La commission des affaires sociales s’est également émue de la fragilité du financement du volet « recherche » des plans de santé publique. L’INSERM, l’Institut national de la santé et de la recherche médicale, participe ainsi à de nombreux plans de santé publique, dont les plans Autisme et « Maladie de Lyme », pour lesquels les cohortes sont prêtes. Seul problème, les opérations ont dû être retardées dans l’attente des fonds nécessaires.

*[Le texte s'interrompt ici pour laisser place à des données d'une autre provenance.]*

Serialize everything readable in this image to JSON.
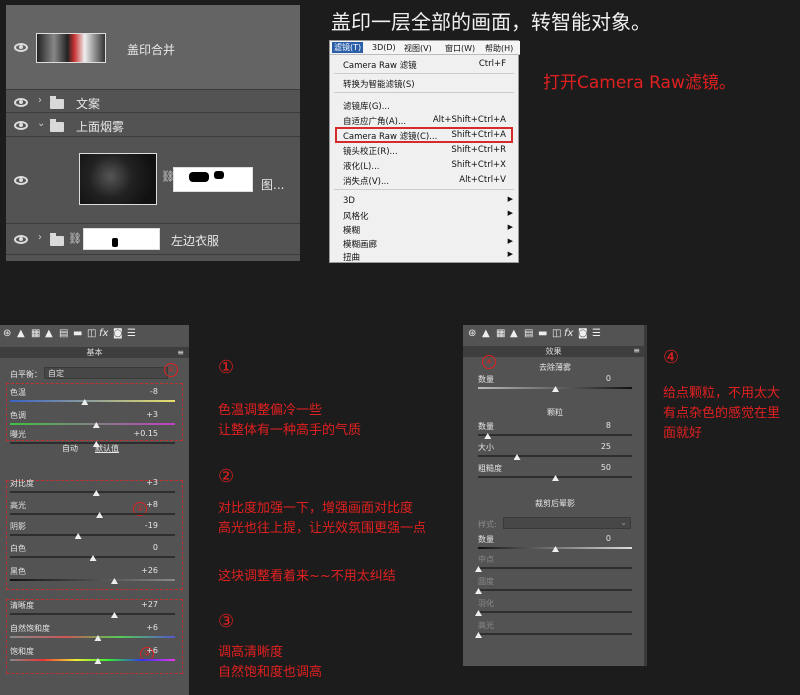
{
  "layers": {
    "items": [
      {
        "name": "盖印合并"
      },
      {
        "name": "文案"
      },
      {
        "name": "上面烟雾"
      },
      {
        "name": "图..."
      },
      {
        "name": "左边衣服"
      }
    ]
  },
  "menu": {
    "bar": [
      "滤镜(T)",
      "3D(D)",
      "视图(V)",
      "窗口(W)",
      "帮助(H)"
    ],
    "items": [
      {
        "label": "Camera Raw 滤镜",
        "shortcut": "Ctrl+F"
      },
      {
        "label": "转换为智能滤镜(S)",
        "shortcut": ""
      },
      {
        "label": "滤镜库(G)...",
        "shortcut": ""
      },
      {
        "label": "自适应广角(A)...",
        "shortcut": "Alt+Shift+Ctrl+A"
      },
      {
        "label": "Camera Raw 滤镜(C)...",
        "shortcut": "Shift+Ctrl+A"
      },
      {
        "label": "镜头校正(R)...",
        "shortcut": "Shift+Ctrl+R"
      },
      {
        "label": "液化(L)...",
        "shortcut": "Shift+Ctrl+X"
      },
      {
        "label": "消失点(V)...",
        "shortcut": "Alt+Ctrl+V"
      },
      {
        "label": "3D",
        "shortcut": ""
      },
      {
        "label": "风格化",
        "shortcut": ""
      },
      {
        "label": "模糊",
        "shortcut": ""
      },
      {
        "label": "模糊画廊",
        "shortcut": ""
      },
      {
        "label": "扭曲",
        "shortcut": ""
      }
    ]
  },
  "texts": {
    "title": "盖印一层全部的画面，转智能对象。",
    "open_acr": "打开Camera Raw滤镜。",
    "n1": "①",
    "note1": [
      "色温调整偏冷一些",
      "让整体有一种高手的气质"
    ],
    "n2": "②",
    "note2": [
      "对比度加强一下，增强画面对比度",
      "高光也往上提，让光效氛围更强一点"
    ],
    "note2b": "这块调整看着来~~不用太纠结",
    "n3": "③",
    "note3": [
      "调高清晰度",
      "自然饱和度也调高"
    ],
    "n4": "④",
    "note4": [
      "给点颗粒，不用太大",
      "有点杂色的感觉在里",
      "面就好"
    ]
  },
  "basic_panel": {
    "title": "基本",
    "wb_label": "白平衡：",
    "wb_value": "自定",
    "auto": "自动",
    "default": "默认值",
    "circle1": "①",
    "circle2": "②",
    "circle3": "③",
    "sliders": [
      {
        "label": "色温",
        "value": "-8",
        "pos": 0.45
      },
      {
        "label": "色调",
        "value": "+3",
        "pos": 0.52
      },
      {
        "label": "曝光",
        "value": "+0.15",
        "pos": 0.52
      },
      {
        "label": "对比度",
        "value": "+3",
        "pos": 0.52
      },
      {
        "label": "高光",
        "value": "+8",
        "pos": 0.54
      },
      {
        "label": "阴影",
        "value": "-19",
        "pos": 0.41
      },
      {
        "label": "白色",
        "value": "0",
        "pos": 0.5
      },
      {
        "label": "黑色",
        "value": "+26",
        "pos": 0.63
      },
      {
        "label": "清晰度",
        "value": "+27",
        "pos": 0.63
      },
      {
        "label": "自然饱和度",
        "value": "+6",
        "pos": 0.53
      },
      {
        "label": "饱和度",
        "value": "+6",
        "pos": 0.53
      }
    ]
  },
  "fx_panel": {
    "title": "效果",
    "circle4": "④",
    "dehaze_title": "去除薄雾",
    "grain_title": "颗粒",
    "vignette_title": "裁剪后晕影",
    "style_label": "样式:",
    "sliders": [
      {
        "label": "数量",
        "value": "0",
        "pos": 0.5
      },
      {
        "label": "数量",
        "value": "8",
        "pos": 0.06
      },
      {
        "label": "大小",
        "value": "25",
        "pos": 0.25
      },
      {
        "label": "粗糙度",
        "value": "50",
        "pos": 0.5
      },
      {
        "label": "数量",
        "value": "0",
        "pos": 0.5
      },
      {
        "label": "中点",
        "value": "",
        "pos": 0
      },
      {
        "label": "圆度",
        "value": "",
        "pos": 0
      },
      {
        "label": "羽化",
        "value": "",
        "pos": 0
      },
      {
        "label": "高光",
        "value": "",
        "pos": 0
      }
    ]
  }
}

Une somme de 17 millions d’euros a finalement été annoncée pour la recherche en santé publique : madame la ministre, pouvez-vous nous confirmer que ces crédits seront pérennisés dans le cadre d’un programme national de recherche en santé publique, présenté en loi de finances ? Je sais que ce sujet ne relève pas directement de votre ministère, mais vous pouvez au moins solliciter le ministère responsable. Quelle part le ministère de la santé prendra-t-il dans le pilotage de ces crédits ?

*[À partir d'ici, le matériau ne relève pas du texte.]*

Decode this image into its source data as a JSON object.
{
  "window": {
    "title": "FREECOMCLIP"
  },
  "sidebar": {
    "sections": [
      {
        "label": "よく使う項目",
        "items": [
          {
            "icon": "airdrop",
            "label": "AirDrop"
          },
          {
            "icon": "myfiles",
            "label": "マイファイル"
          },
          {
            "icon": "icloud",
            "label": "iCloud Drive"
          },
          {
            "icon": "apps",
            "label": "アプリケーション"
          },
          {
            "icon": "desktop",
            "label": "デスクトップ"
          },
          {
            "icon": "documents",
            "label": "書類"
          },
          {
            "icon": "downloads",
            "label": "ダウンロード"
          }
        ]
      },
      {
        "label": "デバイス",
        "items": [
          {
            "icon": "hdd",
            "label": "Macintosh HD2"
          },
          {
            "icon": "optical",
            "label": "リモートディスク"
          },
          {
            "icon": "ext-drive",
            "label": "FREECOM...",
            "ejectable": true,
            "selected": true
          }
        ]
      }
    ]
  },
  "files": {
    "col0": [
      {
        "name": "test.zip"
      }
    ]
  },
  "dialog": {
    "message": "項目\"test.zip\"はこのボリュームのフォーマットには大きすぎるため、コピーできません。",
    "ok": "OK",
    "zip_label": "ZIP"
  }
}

Enfin, la commission a rappelé son attachement au maintien des crédits de l’AME. Ce dispositif humanitaire répond à une vraie exigence de santé publique, en prenant en charge des personnes démunies dont l’état de santé est souvent fortement dégradé. Nous ne pouvons donc pas souscrire à la proposition de la commission des finances de minorer les crédits du programme 183, « Protection maladie », ou de réintroduire un droit de timbre. (Mme Laurence Cohen applaudit.) Nous ne ferions qu’aggraver leur état de santé et prendrions le risque d’engorger à terme les services d’urgence hospitaliers.

Sous réserve de ces observations, la commission a émis un avis favorable à l’adoption des crédits de la mission « Santé » du projet de loi de finances pour 2019. (Applaudissements sur les travées du groupe Les Républicains, ainsi que sur des travées du groupe Union Centriste, du groupe Les Indépendants – République et Territoires, du groupe du Rassemblement Démocratique et Social Européen, du groupe socialiste et républicain et du groupe communiste républicain citoyen et écologiste.)